Precisamente ahí, en ese mismo estadio hace ahora treinta años, quien suscribe llegó a jugar un buen día un partido de fútbol contra el Eibar. En mi quipo había ‘otro Modric’, un futbolista enclenque, de piernas flacuchas y aspecto desgalichado: Domínguez (‘el Domi’, le decíamos los compañeros). No recuerdo el resultado, pero sí que el césped se encontraba completamente nevado, y que el árbitro, pese a ello, había permitido el desarrollo del encuentro. Antes del inicio habían marcado de rojo todas las líneas del campo. Y hasta el balón. Recuerdo que la portería de fondo sur se hallaba libre de gradas y en su lugar, a espaldas del portero, había una pendiente que llegaba a no sé dónde. Allí desaparecían los balones de los locales con la intención –era pura evidencia– de que sus jugadores perdiesen tiempo cuando les favorecía el marcador. Ya se encargaban ellos, si sucedía lo contrario, es decir, si quienes lanzaban el balón a la cuesta eran los del equipo visitante, tener al tanto a un par de rapaces para recogerlos al momento. Dirán ustedes que por qué no se utilizaban los balones ‘de reserva’, pero lo cierto era que, en aquellos tiempos de Maricastaña, los equipos humildes apenas si contaban con un par de ellos. Ni siquiera camisetas de repuesto había, no sólo para intercambiar con los contrarios al finalizar el partido, sino para renovar la que se había roto por algún agarrón.

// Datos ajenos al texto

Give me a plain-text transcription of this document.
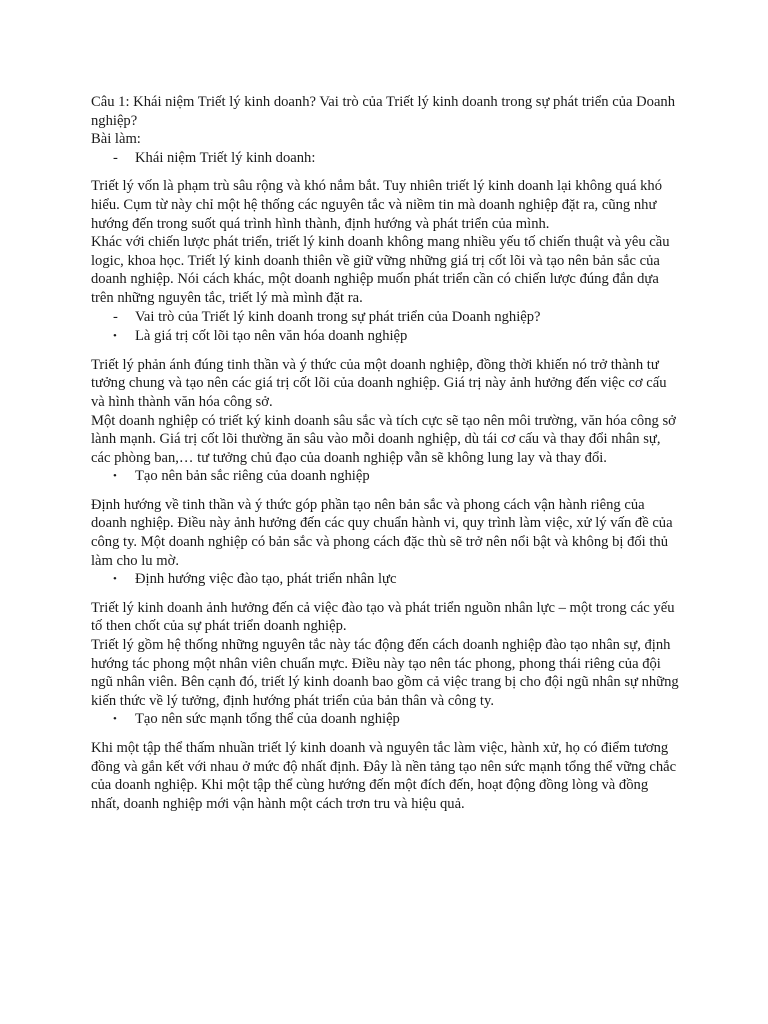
Câu 1: Khái niệm Triết lý kinh doanh? Vai trò của Triết lý kinh doanh trong sự phát triển của Doanh nghiệp?

Bài làm:

-	Khái niệm Triết lý kinh doanh:

Triết lý vốn là phạm trù sâu rộng và khó nắm bắt. Tuy nhiên triết lý kinh doanh lại không quá khó hiểu. Cụm từ này chỉ một hệ thống các nguyên tắc và niềm tin mà doanh nghiệp đặt ra, cũng như hướng đến trong suốt quá trình hình thành, định hướng và phát triển của mình.

Khác với chiến lược phát triển, triết lý kinh doanh không mang nhiều yếu tố chiến thuật và yêu cầu logic, khoa học. Triết lý kinh doanh thiên về giữ vững những giá trị cốt lõi và tạo nên bản sắc của doanh nghiệp. Nói cách khác, một doanh nghiệp muốn phát triển cần có chiến lược đúng đắn dựa trên những nguyên tắc, triết lý mà mình đặt ra.

-	Vai trò của Triết lý kinh doanh trong sự phát triển của Doanh nghiệp?
•	Là giá trị cốt lõi tạo nên văn hóa doanh nghiệp

Triết lý phản ánh đúng tinh thần và ý thức của một doanh nghiệp, đồng thời khiến nó trở thành tư tưởng chung và tạo nên các giá trị cốt lõi của doanh nghiệp. Giá trị này ảnh hưởng đến việc cơ cấu và hình thành văn hóa công sở.

Một doanh nghiệp có triết ký kinh doanh sâu sắc và tích cực sẽ tạo nên môi trường, văn hóa công sở lành mạnh. Giá trị cốt lõi thường ăn sâu vào mỗi doanh nghiệp, dù tái cơ cấu và thay đổi nhân sự, các phòng ban,… tư tưởng chủ đạo của doanh nghiệp vẫn sẽ không lung lay và thay đổi.

•	Tạo nên bản sắc riêng của doanh nghiệp

Định hướng về tinh thần và ý thức góp phần tạo nên bản sắc và phong cách vận hành riêng của doanh nghiệp. Điều này ảnh hưởng đến các quy chuẩn hành vi, quy trình làm việc, xử lý vấn đề của công ty. Một doanh nghiệp có bản sắc và phong cách đặc thù sẽ trở nên nổi bật và không bị đối thủ làm cho lu mờ.

•	Định hướng việc đào tạo, phát triển nhân lực

Triết lý kinh doanh ảnh hưởng đến cả việc đào tạo và phát triển nguồn nhân lực – một trong các yếu tố then chốt của sự phát triển doanh nghiệp.

Triết lý gồm hệ thống những nguyên tắc này tác động đến cách doanh nghiệp đào tạo nhân sự, định hướng tác phong một nhân viên chuẩn mực. Điều này tạo nên tác phong, phong thái riêng của đội ngũ nhân viên. Bên cạnh đó, triết lý kinh doanh bao gồm cả việc trang bị cho đội ngũ nhân sự những kiến thức về lý tưởng, định hướng phát triển của bản thân và công ty.

•	Tạo nên sức mạnh tổng thể của doanh nghiệp

Khi một tập thể thấm nhuần triết lý kinh doanh và nguyên tắc làm việc, hành xử, họ có điểm tương đồng và gắn kết với nhau ở mức độ nhất định. Đây là nền tảng tạo nên sức mạnh tổng thể vững chắc của doanh nghiệp. Khi một tập thể cùng hướng đến một đích đến, hoạt động đồng lòng và đồng nhất, doanh nghiệp mới vận hành một cách trơn tru và hiệu quả.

Pues bien, a lo que iba: en el Ipurúa de entonces, al ‘Domi’ no le importaba ni el barro ni la nieve. Disponía de una inteligencia natural que le permitía levitar sobre el estado deplorable del campo, y en ese centro puntual de la discordia, el de los contactos, los contrarios resbalaban o tropezaban entre ellos cuando intentaban arrebatarle la pelota. Los compañeros, entretanto, no dejábamos de ofrecerle el balón como ahora lo hacen los jugadores del Barca con Messi («quita, quita payá», parecen decir cuando no saben qué hacer con él y se lo entregan), sabiendo que no existe nadie como el argentino para desenvolverse ante cualquier adversidad, y en cualquier terreno, liso o embarrado.

Antes de finalizar el partido, el entrenador, ante la furia desatada que exhibían los jugadores eibarreses espoleados por su público cada vez que el Domi se apoderaba del balón, y temiendo que en cualquiera de aquellas entradas mezquinas destrozasen su enclenque figura, optó por reemplazarlo. Tendrían que haber visto ustedes al público vasco levantarse de sus asientos y dedicar una ovación a aquel diminuto deportista que había traído en jaque a su equipo.De lo que cabe deducir que en todas esas actitudes existen movimientos instintivos, una especie de empatía con el enclenque por parte de los chillones («nosotros somos los más duros, los más fuertes, nos pasamos todo el partido increpando al árbitro, insultando a quien se nos antoje, cantando aupa Aleti, pero reconocemos que tú tienes alguna cosilla que nosotros no poseemos») que favorecen esa ficticia generosidad de los aficionados, pesea lo cual, todo el mundo da por buena, a cuenta de esos pequeños detalles, su presunta sabiduría futbolística.

El espacio del fútbol, pues, alberga todos esos altibajos emocionales: la suavidad del Domi y la furia de los vascos (o de los madrileños, o los sevillanos), sin los cuales no ocuparía ese lugar preferencial en el mundo del deporte.